The eggs are excreted with the faeces of humans and other final hosts. They penetrate a snail in which they develop to cercariae. They abandon the snail and develop to metacercariae. The definitive hosts become infected by ingesting metacercariae along with plants or water. The definite hosts of F. gigantica are cattle, goats, zebras and sheep. The definitive hosts of F. hepatica are sheep and cattle. Humans can also serve as (accidental) definitive hosts of the two parasites. A few human outbreaks have been recorded, mostly related to watercress consumption. Recently a few foci with human-to-human transmission in South America have been discovered. The prevalence of Fasciola in certain areas of Bolivia was found to be over 15%. Symptoms in man are abdominal pain, diarrhoea, fever and chronic inflammation and obstruction of the bile duct.
The life cycle of Opisthorchus is similar to that of Clonorchis.
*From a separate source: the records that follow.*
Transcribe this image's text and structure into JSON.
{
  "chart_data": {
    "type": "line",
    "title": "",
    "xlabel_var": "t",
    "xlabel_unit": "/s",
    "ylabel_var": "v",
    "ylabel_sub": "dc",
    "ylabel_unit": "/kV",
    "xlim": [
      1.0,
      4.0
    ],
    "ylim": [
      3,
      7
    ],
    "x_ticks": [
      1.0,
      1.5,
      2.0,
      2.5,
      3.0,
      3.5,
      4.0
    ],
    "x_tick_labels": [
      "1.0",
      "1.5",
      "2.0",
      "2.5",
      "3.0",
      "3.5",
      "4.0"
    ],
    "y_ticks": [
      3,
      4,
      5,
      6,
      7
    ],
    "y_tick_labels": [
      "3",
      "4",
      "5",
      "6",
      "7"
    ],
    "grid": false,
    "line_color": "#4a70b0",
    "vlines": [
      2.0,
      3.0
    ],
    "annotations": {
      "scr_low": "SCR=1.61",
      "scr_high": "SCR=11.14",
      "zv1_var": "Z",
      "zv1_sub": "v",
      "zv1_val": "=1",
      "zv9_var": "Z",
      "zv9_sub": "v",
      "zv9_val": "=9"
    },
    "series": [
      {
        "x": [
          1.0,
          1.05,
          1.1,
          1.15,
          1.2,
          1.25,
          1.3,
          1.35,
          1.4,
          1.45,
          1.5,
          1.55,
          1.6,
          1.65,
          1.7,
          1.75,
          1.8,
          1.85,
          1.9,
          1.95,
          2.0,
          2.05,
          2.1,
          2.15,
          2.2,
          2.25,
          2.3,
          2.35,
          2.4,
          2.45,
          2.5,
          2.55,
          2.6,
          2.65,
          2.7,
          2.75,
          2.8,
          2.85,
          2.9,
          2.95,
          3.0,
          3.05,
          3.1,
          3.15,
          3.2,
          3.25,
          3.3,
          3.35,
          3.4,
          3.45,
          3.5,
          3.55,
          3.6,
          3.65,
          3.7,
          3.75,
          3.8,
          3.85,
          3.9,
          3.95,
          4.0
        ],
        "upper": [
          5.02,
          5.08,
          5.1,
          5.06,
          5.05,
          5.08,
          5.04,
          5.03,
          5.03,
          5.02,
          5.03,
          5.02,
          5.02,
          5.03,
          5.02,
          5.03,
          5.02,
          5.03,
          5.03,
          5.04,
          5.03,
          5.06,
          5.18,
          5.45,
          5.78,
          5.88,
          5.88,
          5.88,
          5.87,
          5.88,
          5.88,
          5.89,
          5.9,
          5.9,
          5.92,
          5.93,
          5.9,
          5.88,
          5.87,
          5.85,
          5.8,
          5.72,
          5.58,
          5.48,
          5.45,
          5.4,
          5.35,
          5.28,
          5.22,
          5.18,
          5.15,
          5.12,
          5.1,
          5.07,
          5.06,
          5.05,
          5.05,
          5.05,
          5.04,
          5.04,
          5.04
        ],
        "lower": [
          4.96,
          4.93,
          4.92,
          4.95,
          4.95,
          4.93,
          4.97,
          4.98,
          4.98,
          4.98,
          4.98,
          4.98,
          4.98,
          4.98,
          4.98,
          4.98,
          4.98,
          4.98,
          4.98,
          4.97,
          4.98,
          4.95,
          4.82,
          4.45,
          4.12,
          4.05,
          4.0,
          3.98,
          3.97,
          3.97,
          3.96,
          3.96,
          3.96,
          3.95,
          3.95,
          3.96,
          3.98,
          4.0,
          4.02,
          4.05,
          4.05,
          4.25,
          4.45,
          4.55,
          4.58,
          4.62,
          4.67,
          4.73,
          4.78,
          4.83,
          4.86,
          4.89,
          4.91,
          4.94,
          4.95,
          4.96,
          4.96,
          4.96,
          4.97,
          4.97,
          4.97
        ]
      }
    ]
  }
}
Man acquires the infection by ingestion of raw fish. Other definitive hosts are civet, dogs, cats and other fish eating animals. The disease is endemic in southeast Asia, the Siberian lowlands and eastern Europe. In northeastern Thailand for example 18.5% of the population was infected in 1997. Light infections usually do not cause major health problems. In more heavy infections symptoms in humans are comparable to those in Clonorchiasis. The causal relationship with cholangiocarcinoma is more pronounced than in Clonorchiasis.
Eggs are shed by the definitive host via expectoration or in faeces if bronchial secretions are swallowed. They develop to larvae and invade snails. A transformation to cercariae, which finally abandon the snail, takes place. They seek a crustacean such as crab or crayfish in which they develop to an infectious stage for the definitive host. In the definitive host they invade the lungs. Humans become infected upon eating infected raw freshwater crabs or crayfish. Human cases occur very focal related to specific feeding habits. Other definitive hosts are animals like pigs, dogs, and a variety of feline species that eat crabs or crayfish. Human infections occur in Africa, the Americas and Asia. In several provinces of Thailand the infection rate was found to be 6.5%. The symptoms of Paragonimiasis in humans are tuberculosis-like and include fever, chronic cough and thoracic pain.
Prevention of fluke infection depends on avoidance of raw or undercooked food (meat, fish, crabs etc.). Treatment of fluke infections is relatively easy with Praziquantel and/or Triclabendazole.